Tesla already reported production exceeding 206,000 vehicles during the second quarter, despite the shortfall, but CEO Elon Musk issued a cautionary note in June when he said that “the company’s biggest challenge is supply chain, especially microcontroller chips. Never seen before. Fear of running out.” Quantity is causing every company to over-demand — like toilet paper shortages, but on an epic scale.”
In his early years, Musk said his biggest goal was to drive a massive transformation in the global auto industry. There is no doubt that this has happened. In recent months, automakers have lined up to announce massive electrification plans. Mercedes-Benz said last week that it plans to sell something other than battery electric cars by 2030. The giant Stellantis formed from the merger of Fiat Chrysler Automobiles and France’s PSA Group set aggressive goals of its own just the previous week.
Demand is already rising rapidly in Europe and China, the world’s two largest electric vehicle markets. But even in the US, sales of electric cars doubled during the first half of this year, with Tesla dominating the market.

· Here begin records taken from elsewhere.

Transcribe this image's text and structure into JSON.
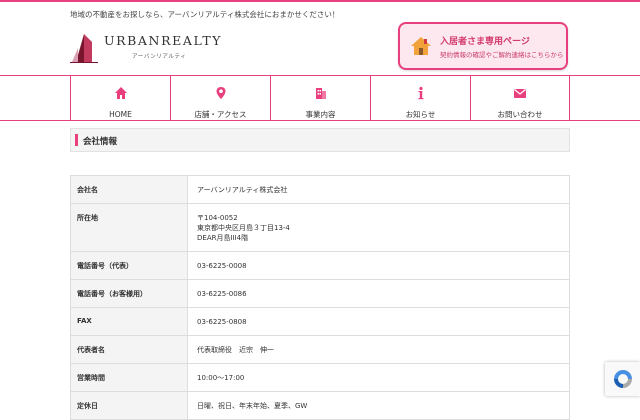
{
  "header": {
    "tagline": "地域の不動産をお探しなら、アーバンリアルティ株式会社におまかせください！",
    "logo_text": "URBANREALTY",
    "logo_sub": "アーバンリアルティ"
  },
  "tenant_banner": {
    "title": "入居者さま専用ページ",
    "desc": "契約情報の確認やご解約連絡はこちらから"
  },
  "nav": {
    "items": [
      {
        "label": "HOME",
        "icon": "home-icon"
      },
      {
        "label": "店舗・アクセス",
        "icon": "map-pin-icon"
      },
      {
        "label": "事業内容",
        "icon": "building-icon"
      },
      {
        "label": "お知らせ",
        "icon": "info-icon"
      },
      {
        "label": "お問い合わせ",
        "icon": "mail-icon"
      }
    ]
  },
  "section": {
    "title": "会社情報"
  },
  "company": {
    "rows": [
      {
        "label": "会社名",
        "value": "アーバンリアルティ株式会社"
      },
      {
        "label": "所在地",
        "lines": [
          "〒104-0052",
          "東京都中央区月島３丁目13-4",
          "DEAR月島III4階"
        ]
      },
      {
        "label": "電話番号（代表）",
        "value": "03-6225-0008"
      },
      {
        "label": "電話番号（お客様用）",
        "value": "03-6225-0086"
      },
      {
        "label": "FAX",
        "value": "03-6225-0808"
      },
      {
        "label": "代表者名",
        "value": "代表取締役　近宗　伸一"
      },
      {
        "label": "営業時間",
        "value": "10:00〜17:00"
      },
      {
        "label": "定休日",
        "value": "日曜、祝日、年末年始、夏季、GW"
      }
    ]
  },
  "colors": {
    "accent": "#e8407e",
    "banner_bg": "#fde8ef"
  }
}
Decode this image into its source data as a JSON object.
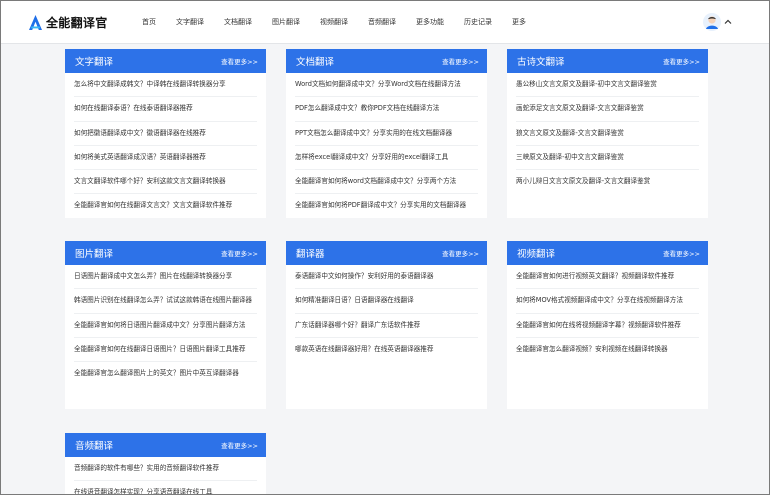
{
  "header": {
    "logo_text": "全能翻译官",
    "nav": [
      "首页",
      "文字翻译",
      "文档翻译",
      "图片翻译",
      "视频翻译",
      "音频翻译",
      "更多功能",
      "历史记录",
      "更多"
    ]
  },
  "cards": [
    {
      "title": "文字翻译",
      "more": "查看更多>>",
      "items": [
        "怎么将中文翻译成韩文？中译韩在线翻译转换器分享",
        "如何在线翻译泰语？在线泰语翻译器推荐",
        "如何把徽语翻译成中文？徽语翻译器在线推荐",
        "如何将美式英语翻译成汉语？英语翻译器推荐",
        "文言文翻译软件哪个好？安利这款文言文翻译转换器",
        "全能翻译官如何在线翻译文言文？文言文翻译软件推荐"
      ]
    },
    {
      "title": "文档翻译",
      "more": "查看更多>>",
      "items": [
        "Word文档如何翻译成中文？分享Word文档在线翻译方法",
        "PDF怎么翻译成中文？教你PDF文档在线翻译方法",
        "PPT文档怎么翻译成中文？分享实用的在线文档翻译器",
        "怎样将excel翻译成中文？分享好用的excel翻译工具",
        "全能翻译官如何将word文档翻译成中文？分享两个方法",
        "全能翻译官如何将PDF翻译成中文？分享实用的文档翻译器"
      ]
    },
    {
      "title": "古诗文翻译",
      "more": "查看更多>>",
      "items": [
        "愚公移山文言文原文及翻译-初中文言文翻译鉴赏",
        "画蛇添足文言文原文及翻译-文言文翻译鉴赏",
        "狼文言文原文及翻译-文言文翻译鉴赏",
        "三峡原文及翻译-初中文言文翻译鉴赏",
        "两小儿辩日文言文原文及翻译-文言文翻译鉴赏"
      ]
    },
    {
      "title": "图片翻译",
      "more": "查看更多>>",
      "items": [
        "日语图片翻译成中文怎么弄？图片在线翻译转换器分享",
        "韩语图片识别在线翻译怎么弄？试试这款韩语在线图片翻译器",
        "全能翻译官如何将日语图片翻译成中文？分享图片翻译方法",
        "全能翻译官如何在线翻译日语图片？日语图片翻译工具推荐",
        "全能翻译官怎么翻译图片上的英文？图片中英互译翻译器"
      ]
    },
    {
      "title": "翻译器",
      "more": "查看更多>>",
      "items": [
        "泰语翻译中文如何操作？安利好用的泰语翻译器",
        "如何精准翻译日语？日语翻译器在线翻译",
        "广东话翻译器哪个好？翻译广东话软件推荐",
        "哪款英语在线翻译器好用？在线英语翻译器推荐"
      ]
    },
    {
      "title": "视频翻译",
      "more": "查看更多>>",
      "items": [
        "全能翻译官如何进行视频英文翻译？视频翻译软件推荐",
        "如何将MOV格式视频翻译成中文？分享在线视频翻译方法",
        "全能翻译官如何在线将视频翻译字幕？视频翻译软件推荐",
        "全能翻译官怎么翻译视频？安利视频在线翻译转换器"
      ]
    },
    {
      "title": "音频翻译",
      "more": "查看更多>>",
      "items": [
        "音频翻译的软件有哪些？实用的音频翻译软件推荐",
        "在线语音翻译怎样实现？分享语音翻译在线工具"
      ]
    }
  ],
  "colors": {
    "accent": "#2d72e8",
    "background": "#f4f5f7",
    "card": "#ffffff"
  },
  "icons": {
    "logo": "logo-a-icon",
    "avatar": "user-avatar-icon",
    "caret": "chevron-up-icon"
  }
}
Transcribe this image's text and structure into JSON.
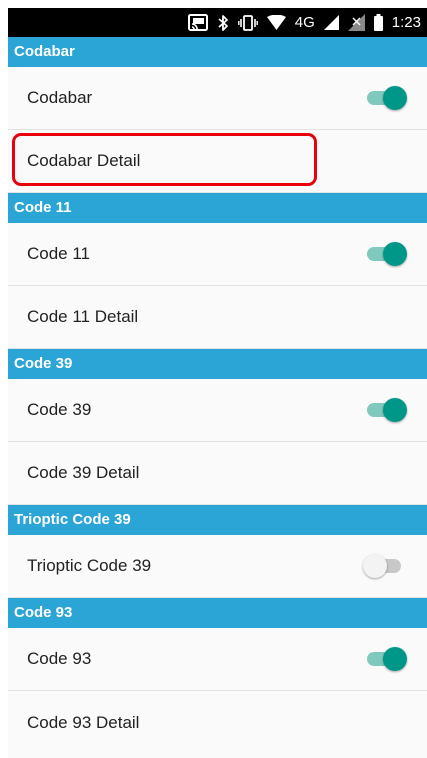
{
  "status_bar": {
    "network": "4G",
    "time": "1:23",
    "icons": [
      "cast-icon",
      "bluetooth-icon",
      "vibrate-icon",
      "wifi-icon",
      "signal-icon",
      "no-sim-icon",
      "battery-icon"
    ]
  },
  "colors": {
    "section_header": "#2aa5d6",
    "toggle_on": "#009688",
    "highlight": "#e8000d"
  },
  "sections": [
    {
      "header": "Codabar",
      "rows": [
        {
          "label": "Codabar",
          "type": "toggle",
          "checked": true
        },
        {
          "label": "Codabar Detail",
          "type": "link",
          "highlighted": true
        }
      ]
    },
    {
      "header": "Code 11",
      "rows": [
        {
          "label": "Code 11",
          "type": "toggle",
          "checked": true
        },
        {
          "label": "Code 11 Detail",
          "type": "link"
        }
      ]
    },
    {
      "header": "Code 39",
      "rows": [
        {
          "label": "Code 39",
          "type": "toggle",
          "checked": true
        },
        {
          "label": "Code 39 Detail",
          "type": "link"
        }
      ]
    },
    {
      "header": "Trioptic Code 39",
      "rows": [
        {
          "label": "Trioptic Code 39",
          "type": "toggle",
          "checked": false
        }
      ]
    },
    {
      "header": "Code 93",
      "rows": [
        {
          "label": "Code 93",
          "type": "toggle",
          "checked": true
        },
        {
          "label": "Code 93 Detail",
          "type": "link"
        }
      ]
    }
  ]
}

With sales growth expected in key global markets, Tesla was on a hiring spree. And it will obviously need more manpower, not only at its existing plants in Fremont, California, and Shanghai, but also at the two assembly plants it is preparing to open in Texas and Berlin.
The German manufacturer has not been without some controversy. Tesla faced unexpected opposition from environmentalists, who it expected would be its biggest supporters. This has delayed the opening of the facility – which is badly needed at a time when it is facing increased competition across the European Union.
Already, it has fallen behind major competitors such as Volkswagen and Stellantis in the European Union in total electric vehicle sales. Worse, it is watching competitors target their targets in both China and the United States — and with increasing success. Industry data shows that the Ford Mustang Mach-E, Chevrolet Bolt and Volkswagen ID.4 vehicles combined have captured more than a dozen points of market share from Tesla this year. There is a flood of new electric cars in the shadows.
GM is hoping to beat Tesla’s Cybertruck pickup to market later this year with its Hummer EV, and Ford is racing to feature its rival F-150 Lightning by mid-2021.
“To be honest, there’s always a chance that the Cybertruck will fail,” Musk admitted earlier this month, though he suggested that was more likely a result of its bold design than the competition coming after it.
Meanwhile, Tesla faces a number of other challenges:
- A year ago, the company announced plans to bring out a completely new battery, dubbed the 4680, which was supposed to be cheaper to produce and the possibility of offering a greater range and other advantages.
- While Tesla will now report its seventh consecutive quarter, most of what it has earned so far has come from selling zero-emission vehicle credit to competitors. These sales are expected to decline as other manufacturers launch their own electric cars.
- Tesla also faces growing concerns about safety issues related to its autopilot technology, with dozens of investigations being conducted by the National Highway Traffic Safety Administration.
Despite those concerns, Musk remains as optimistic as ever about autopilot, and the recent announcement helps explain why. This technology already has a high price. But, from now on, users of the standalone system will contribute to a steady and continuous stream of revenue. Tesla will start charging you $199 per month for the basic autopilot, and an additional $99 for the more advanced version.
If even half of all new Tesla buyers this year had chosen the platform, it could generate more than $1 billion in revenue annually. This number will grow exponentially every year.